The head of the Olympics defends the position of Russia and Belarus

Thomas Bach, president of the International Olympic Committee, defended his organization’s efforts to create a path for Russian and Belarusian athletes back to competition in a speech in his native Germany.

Bach reiterated the IOC’s position that it would be discriminatory to exclude Russians and Belarusians on the basis of citizenship alone, and said the Olympics could help foster dialogue at a tense time.

German broadcaster WDR reported that approximately 200 pro-Ukrainian protesters gathered outside the venue calling for Russia’s complete exclusion from the Olympics.

The International Olympic Committee recommended Russia and Belarus be excluded on safety grounds shortly after last year’s invasion, but is now arguing for athletes from the two countries to be allowed to compete as neutrals without national symbols ahead of a packed schedule of qualifying events for the 2024 Paris Games.

Bach said he was against political influence over the sport and any suggestion that Russians should be treated as if they had “collective guilt”.

He said the Olympic Games must remain neutral in order to be a unifying force.

The IOC has previously said it wants to disqualify athletes seen as “actively supporting the war”, with the final decision falling to the international federations running individual sports, but has provided few details on how this will work.
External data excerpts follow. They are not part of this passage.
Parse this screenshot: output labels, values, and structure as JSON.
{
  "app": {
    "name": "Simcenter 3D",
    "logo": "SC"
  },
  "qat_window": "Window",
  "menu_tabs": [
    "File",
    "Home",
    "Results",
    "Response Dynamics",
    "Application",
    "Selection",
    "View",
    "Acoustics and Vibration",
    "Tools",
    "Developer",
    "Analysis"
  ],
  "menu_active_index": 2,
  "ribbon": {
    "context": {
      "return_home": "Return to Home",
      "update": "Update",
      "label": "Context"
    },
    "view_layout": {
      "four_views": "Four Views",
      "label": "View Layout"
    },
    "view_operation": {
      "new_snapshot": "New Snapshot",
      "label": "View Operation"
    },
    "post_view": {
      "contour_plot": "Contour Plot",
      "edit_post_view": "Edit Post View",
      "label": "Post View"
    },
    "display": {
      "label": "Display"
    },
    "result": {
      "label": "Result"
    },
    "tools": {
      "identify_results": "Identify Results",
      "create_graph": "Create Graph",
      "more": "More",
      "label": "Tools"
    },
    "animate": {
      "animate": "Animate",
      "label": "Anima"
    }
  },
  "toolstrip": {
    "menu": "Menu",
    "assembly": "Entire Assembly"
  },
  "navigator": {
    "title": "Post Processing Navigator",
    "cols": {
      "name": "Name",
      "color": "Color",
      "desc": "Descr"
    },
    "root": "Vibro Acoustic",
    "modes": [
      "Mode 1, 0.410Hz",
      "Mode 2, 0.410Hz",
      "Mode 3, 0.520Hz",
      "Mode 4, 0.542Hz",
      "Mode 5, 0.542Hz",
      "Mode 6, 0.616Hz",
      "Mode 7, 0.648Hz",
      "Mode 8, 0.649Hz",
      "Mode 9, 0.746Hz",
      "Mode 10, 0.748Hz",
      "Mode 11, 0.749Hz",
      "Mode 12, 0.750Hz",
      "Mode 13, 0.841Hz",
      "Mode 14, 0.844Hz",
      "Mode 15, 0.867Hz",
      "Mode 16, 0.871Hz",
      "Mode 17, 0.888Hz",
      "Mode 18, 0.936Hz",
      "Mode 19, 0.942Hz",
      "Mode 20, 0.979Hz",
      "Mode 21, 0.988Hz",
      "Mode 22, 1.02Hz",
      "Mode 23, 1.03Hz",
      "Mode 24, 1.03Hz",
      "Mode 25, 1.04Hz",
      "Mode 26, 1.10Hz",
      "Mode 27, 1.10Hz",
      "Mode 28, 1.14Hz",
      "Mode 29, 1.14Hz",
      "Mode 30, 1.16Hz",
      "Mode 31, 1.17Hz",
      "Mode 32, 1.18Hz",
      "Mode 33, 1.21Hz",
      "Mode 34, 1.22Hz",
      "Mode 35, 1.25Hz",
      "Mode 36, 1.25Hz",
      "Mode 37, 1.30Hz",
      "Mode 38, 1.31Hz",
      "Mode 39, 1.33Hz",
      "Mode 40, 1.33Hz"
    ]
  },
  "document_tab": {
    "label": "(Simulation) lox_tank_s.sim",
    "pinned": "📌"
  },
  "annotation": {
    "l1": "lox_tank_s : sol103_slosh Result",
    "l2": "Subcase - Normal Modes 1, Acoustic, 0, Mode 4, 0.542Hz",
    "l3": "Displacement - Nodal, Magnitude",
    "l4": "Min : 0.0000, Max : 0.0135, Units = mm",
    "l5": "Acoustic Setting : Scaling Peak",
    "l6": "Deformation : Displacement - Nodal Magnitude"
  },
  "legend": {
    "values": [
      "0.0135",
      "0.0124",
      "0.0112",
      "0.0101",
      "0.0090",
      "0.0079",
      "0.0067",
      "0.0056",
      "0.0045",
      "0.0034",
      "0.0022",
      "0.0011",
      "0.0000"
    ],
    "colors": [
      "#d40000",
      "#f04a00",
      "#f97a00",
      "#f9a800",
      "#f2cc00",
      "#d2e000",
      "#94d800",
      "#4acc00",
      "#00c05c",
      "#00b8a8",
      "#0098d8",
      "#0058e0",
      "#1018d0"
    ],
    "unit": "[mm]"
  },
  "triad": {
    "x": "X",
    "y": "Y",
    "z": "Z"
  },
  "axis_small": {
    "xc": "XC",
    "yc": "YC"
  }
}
Bach refined that approach on Wednesday, noting that the International Olympic Committee might recommend banning athletes standing with the ‘Z’ symbol, a sign used on Russian military vehicles that has become a symbol of support for the war.

“Our principles state clearly and clearly that any active support for war, and that includes wearing that ‘Z’, which includes notations and things other than that (is prohibited),” Bach said.

“Whoever favors war in this way cannot or in connection with the international federations, since we are issuing this only as a recommendation, should not participate in these contests.”